La cifra de personas fallecidas por el devastador accidente ferroviario ocurrido el pasado domingo en la localidad cordobesa de Adamuz, en el sur de España, ha ascendido a 43. Los equipos de emergencia localizaron este miércoles un nuevo cadáver en uno de los trenes siniestrados, elevando el balance de víctimas mortales de este trágico suceso.
El hallazgo fue realizado en el vagón de la cafetería del tren de Renfe, uno de los dos convoyes implicados en la colisión. Con esta nueva localización, el número de fallecidos coincide con las 43 denuncias por desaparición que se habían presentado tras el siniestro. Sin embargo, las autoridades, a través del consejero andaluz de Sanidad, Presidencia y Emergencias, Antonio Sanz, han advertido sobre la posibilidad de que alguna persona haya viajado sin ser reportada oficialmente, asegurando que las tareas de búsqueda no finalizarán hasta descartar cualquier escenario.
El operativo de emergencia se mantiene activo en Adamuz, a pesar de las intensas lluvias registradas este miércoles en la zona. Los trabajos se centran en el acondicionamiento del terreno y en la retirada de los raíles para permitir a los bomberos el avance en el troceado de la segunda mitad del vagón número dos, precisamente donde se ubicaba la cafetería y donde se encontró el último cuerpo. Es crucial recordar que la investigación sobre las causas del siniestro sigue en curso.
Según informó la Junta de Andalucía, hasta el momento se han troceado dos vagones, y durante esta jornada se tiene previsto el traslado de otros dos pertenecientes al segundo tren implicado.
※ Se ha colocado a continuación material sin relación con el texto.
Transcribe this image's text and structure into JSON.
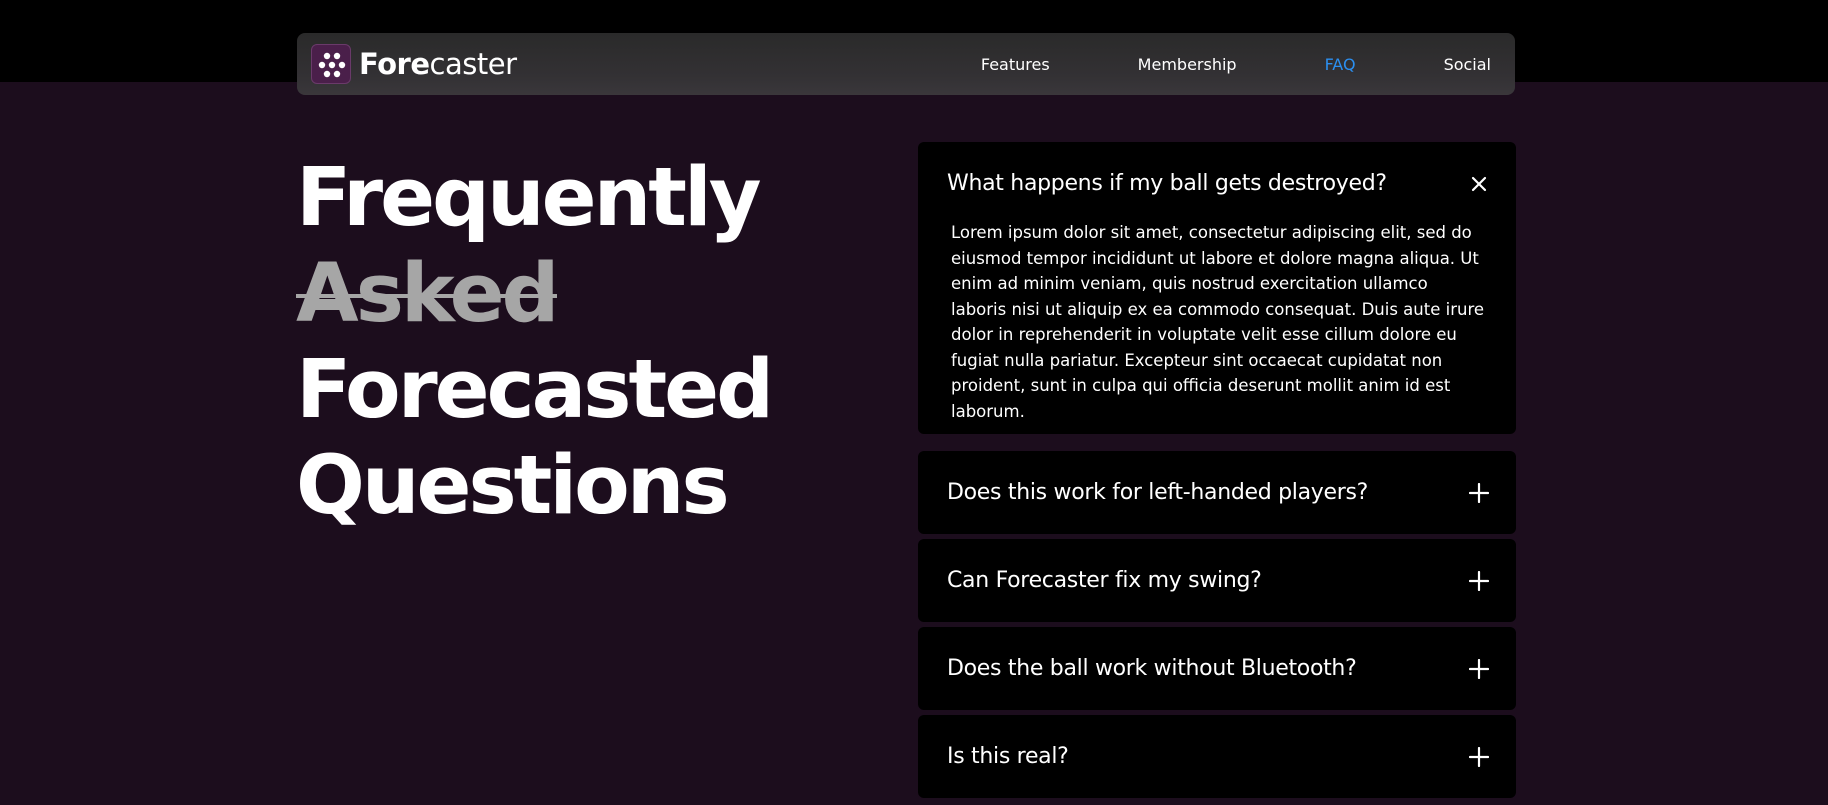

Estas acciones se realizan con góndolas de gran tonelaje, como parte del proceso para despejar completamente la zona y continuar con las labores de recuperación.
En paralelo a los trabajos en el lugar del suceso, continúan las labores de identificación de las víctimas. Un total de 27 forenses del Instituto de Medicina Legal de Córdoba trabajan incansablemente en el proceso. Hasta el momento, se han realizado 38 autopsias y se ha logrado identificar plenamente a 25 personas, mientras avanzan los estudios pendientes para dar nombre a todos los fallecidos.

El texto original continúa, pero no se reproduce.